J-M.C. : « Il n'y a pas de réponse unique à cette question. Dans un portefeuille immobilier, ne tuons pas le bureau. Car le nombre d'utilisations potentielles de ces locaux est immense : cela va de la société du CAC au coworker. Il y aura toujours un usage aux locaux de bureaux ! Cela ne veut effectivement pas dire qu'il ne change pas et n'évolue pas. Un exemple : lors des années 1990, Roissy était un hub incroyable pour les bureaux. Puis la Seine-Saint-Denis a pris le pas en 1998 avec la Coupe du monde et la construction du Stade de France. Ensuite, Paris qui avait jadis perdu de la place a retrouvé de l'attrait. Tout cela pour dire que le marché des bureaux évolue... mais il existe toujours ! En effet, parfois, il faut parfois réadapter les immeubles : cela réclame des budgets de travaux mais cela fait partie de nos métiers. »

Prix des parts de SCPI en baisse, rachat plafonné... Avis de tempête sur les fonds immobiliers

Craignez-vous la décollecte, les reventes en masse ? Et comment expliquer que certains investisseurs se retrouvent bloqués, incapables de revendre leurs parts ?

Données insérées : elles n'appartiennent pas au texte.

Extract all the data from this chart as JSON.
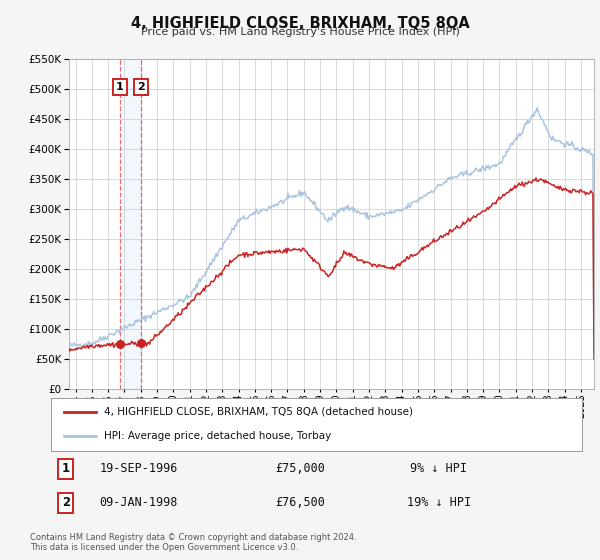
{
  "title": "4, HIGHFIELD CLOSE, BRIXHAM, TQ5 8QA",
  "subtitle": "Price paid vs. HM Land Registry's House Price Index (HPI)",
  "background_color": "#f5f5f5",
  "plot_bg_color": "#ffffff",
  "grid_color": "#cccccc",
  "hpi_color": "#aac4e0",
  "price_color": "#cc2222",
  "sale1_date": 1996.72,
  "sale1_price": 75000,
  "sale1_label": "1",
  "sale1_display": "19-SEP-1996",
  "sale1_amount": "£75,000",
  "sale1_hpi": "9% ↓ HPI",
  "sale2_date": 1998.03,
  "sale2_price": 76500,
  "sale2_label": "2",
  "sale2_display": "09-JAN-1998",
  "sale2_amount": "£76,500",
  "sale2_hpi": "19% ↓ HPI",
  "xmin": 1993.6,
  "xmax": 2025.8,
  "ymin": 0,
  "ymax": 550000,
  "yticks": [
    0,
    50000,
    100000,
    150000,
    200000,
    250000,
    300000,
    350000,
    400000,
    450000,
    500000,
    550000
  ],
  "legend_house_label": "4, HIGHFIELD CLOSE, BRIXHAM, TQ5 8QA (detached house)",
  "legend_hpi_label": "HPI: Average price, detached house, Torbay",
  "footnote1": "Contains HM Land Registry data © Crown copyright and database right 2024.",
  "footnote2": "This data is licensed under the Open Government Licence v3.0."
}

J-M.C. : « Rappelons qu'il existe plusieurs manières d'investir en SCPI : en direct ou via l'assurance vie, principalement. Environ 20% des SCPI sont détenues via les fonds de l'assurance vie. Et ce mode d'investissement est très majoritaire voire exclusif pour les OPCI et SCI. Or, quand vous investissez via l'assurance vie, le problème de liquidité n'existe pas. Ce sont les assureurs qui assurent cette liquidité [Le code des assurances oblige l'assureur à restituer votre mise dans un délai maximum de 2 mois suite à votre demande, NDLR]. Mais attention, même dans l'assurance vie, une majorité d'investisseurs restent. Plutôt que de payer des frais, ils préfèrent maintenir leur investissement sur la durée et attendent que le marché remonte. Les seuls cas de blocages concernent la détention en direct : si la SCPI n'a pas la liquidité nécessaire pour permettre ce rachat de parts, alors cela passe par le marché secondaire [trouver un autre investisseur particulier prêt à racheter, en simplifiant, NDLR] soit le gérant se met à vendre des biens immobiliers et il faut alors 5 à 6 mois pour retrouver des fonds. Il est normal qu'il y ait une durée d'attente. »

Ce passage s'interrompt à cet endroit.